Our comparison of malignancy rate was difficult because category I, II, and III usually does not require surgery, and distribution of category IV is too small to compare. Other reports also commented on the difficulty in comparing malignancy rates arising from the same cause.16,17,18
Our comparisons of the malignancy rates of individual cytopathologists may be limited in two ways. First, there are some methodological differences between our study and previous studies that have compared the FNA diagnoses of individual cytopathologists. Specifically, other studies made comparisons among cytopathologists who had all diagnosed the same slides.19,20,21,22,23,24 However, this method was not applicable to our study, because we performed a retrospective data analysis. In addition, such quality control methods are often not practical on a daily basis in hospitals. Second, there were no statistically significant differences in the cut-off value of malignant diagnosis by each cytopathologist.
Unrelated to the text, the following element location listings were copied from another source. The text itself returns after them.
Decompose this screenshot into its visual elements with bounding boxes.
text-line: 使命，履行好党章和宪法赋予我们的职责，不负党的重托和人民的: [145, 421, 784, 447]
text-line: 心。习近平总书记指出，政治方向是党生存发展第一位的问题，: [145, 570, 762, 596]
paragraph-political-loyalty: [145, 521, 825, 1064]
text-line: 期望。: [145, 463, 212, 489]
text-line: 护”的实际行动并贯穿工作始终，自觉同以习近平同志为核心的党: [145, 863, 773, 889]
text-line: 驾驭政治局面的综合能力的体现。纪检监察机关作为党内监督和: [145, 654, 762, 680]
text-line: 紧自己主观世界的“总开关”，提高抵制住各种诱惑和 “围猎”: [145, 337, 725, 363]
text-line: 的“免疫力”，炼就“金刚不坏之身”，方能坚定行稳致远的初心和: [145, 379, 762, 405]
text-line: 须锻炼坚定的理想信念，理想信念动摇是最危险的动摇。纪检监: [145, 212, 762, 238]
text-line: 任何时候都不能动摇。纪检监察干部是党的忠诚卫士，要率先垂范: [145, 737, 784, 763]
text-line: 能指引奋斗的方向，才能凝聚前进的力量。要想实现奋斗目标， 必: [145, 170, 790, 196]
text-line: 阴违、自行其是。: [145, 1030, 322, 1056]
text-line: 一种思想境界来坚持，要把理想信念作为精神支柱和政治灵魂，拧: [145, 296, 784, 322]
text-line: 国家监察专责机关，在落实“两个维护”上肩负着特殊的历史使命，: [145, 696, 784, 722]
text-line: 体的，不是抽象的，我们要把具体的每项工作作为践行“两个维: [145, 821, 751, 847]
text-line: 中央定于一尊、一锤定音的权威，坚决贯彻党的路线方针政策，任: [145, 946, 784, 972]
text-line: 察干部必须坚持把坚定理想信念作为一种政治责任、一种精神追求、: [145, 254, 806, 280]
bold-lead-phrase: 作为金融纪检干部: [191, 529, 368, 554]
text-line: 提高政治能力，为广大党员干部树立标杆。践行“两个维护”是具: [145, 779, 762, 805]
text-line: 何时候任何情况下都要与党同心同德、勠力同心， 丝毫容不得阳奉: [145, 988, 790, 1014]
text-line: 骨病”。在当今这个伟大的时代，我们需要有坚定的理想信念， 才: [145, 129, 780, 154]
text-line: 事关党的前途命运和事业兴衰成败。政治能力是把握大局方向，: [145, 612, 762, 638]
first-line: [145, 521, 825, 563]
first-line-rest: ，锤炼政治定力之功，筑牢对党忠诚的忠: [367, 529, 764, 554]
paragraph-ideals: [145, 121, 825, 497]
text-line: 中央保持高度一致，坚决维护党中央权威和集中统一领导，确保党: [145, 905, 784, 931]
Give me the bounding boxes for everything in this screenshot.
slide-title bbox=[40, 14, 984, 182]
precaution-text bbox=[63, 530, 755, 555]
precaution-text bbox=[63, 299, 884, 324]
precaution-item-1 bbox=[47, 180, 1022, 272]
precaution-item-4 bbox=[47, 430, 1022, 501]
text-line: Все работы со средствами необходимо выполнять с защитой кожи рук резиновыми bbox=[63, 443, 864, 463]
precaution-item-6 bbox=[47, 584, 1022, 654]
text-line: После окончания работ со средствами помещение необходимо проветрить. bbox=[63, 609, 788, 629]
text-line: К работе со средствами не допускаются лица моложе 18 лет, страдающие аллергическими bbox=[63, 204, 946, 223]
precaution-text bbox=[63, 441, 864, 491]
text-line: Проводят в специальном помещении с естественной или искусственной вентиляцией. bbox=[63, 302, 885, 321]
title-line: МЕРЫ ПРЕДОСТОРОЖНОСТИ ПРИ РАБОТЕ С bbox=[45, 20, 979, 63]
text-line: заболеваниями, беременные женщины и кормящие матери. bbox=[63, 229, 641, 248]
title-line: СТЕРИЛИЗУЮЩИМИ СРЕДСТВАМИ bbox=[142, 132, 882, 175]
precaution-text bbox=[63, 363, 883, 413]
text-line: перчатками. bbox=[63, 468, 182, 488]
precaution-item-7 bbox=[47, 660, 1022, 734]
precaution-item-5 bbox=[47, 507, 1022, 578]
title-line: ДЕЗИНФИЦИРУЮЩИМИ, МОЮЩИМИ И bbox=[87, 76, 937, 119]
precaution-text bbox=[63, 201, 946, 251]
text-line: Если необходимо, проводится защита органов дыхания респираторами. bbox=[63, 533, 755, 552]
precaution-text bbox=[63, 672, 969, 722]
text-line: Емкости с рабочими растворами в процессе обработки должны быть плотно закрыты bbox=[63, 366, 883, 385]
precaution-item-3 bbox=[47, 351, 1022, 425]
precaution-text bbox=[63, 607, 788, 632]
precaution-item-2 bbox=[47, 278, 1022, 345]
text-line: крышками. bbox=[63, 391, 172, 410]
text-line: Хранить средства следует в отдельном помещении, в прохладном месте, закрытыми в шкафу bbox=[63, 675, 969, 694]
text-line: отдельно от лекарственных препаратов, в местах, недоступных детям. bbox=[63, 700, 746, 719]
We found that all cytopathologists used category III as the cut-off category for differentiating malignant and benign cases (p<.0001). Therefore, we suggested that there was no difference in the malignancy rates of the diagnoses made by individual cytopathologists. However, an improvement in cut-off value is needed because category III is not appropriate for determining malignancy.
The sensitivity, specificity, false negative rate, false positive rate, positive predictive value, or negative predictive value of the malignancy rates of individual cytopathologists were not significantly different among cytopathologists. There is some limitation due to the large number of cases that were not treated with surgery.
Conclusion
In conclusion, the distribution of diagnostic categories in this institute is shifted towards category V and VI, and the malignancy rates of category I, III, and V were higher than those in other reports. Thus, our findings regarding the distribution of FNA diagnoses in the BSRTC diagnostic categories and their malignancy rates in our hospital suggest the need for future improvements in the BSRTC. Specifically, the determination of the malignancy rate needs to be modified to reduce additional diagnostic procedures, such as intraoperative diagnosis. In addition, we propose that institutions prepare, communicate, and use annual reports of malignancy rates of their cytopathologists' diagnoses to help clinicians practice better case management of patients with thyroid nodules.
Notes
No potential conflict of interest relevant to this article was reported.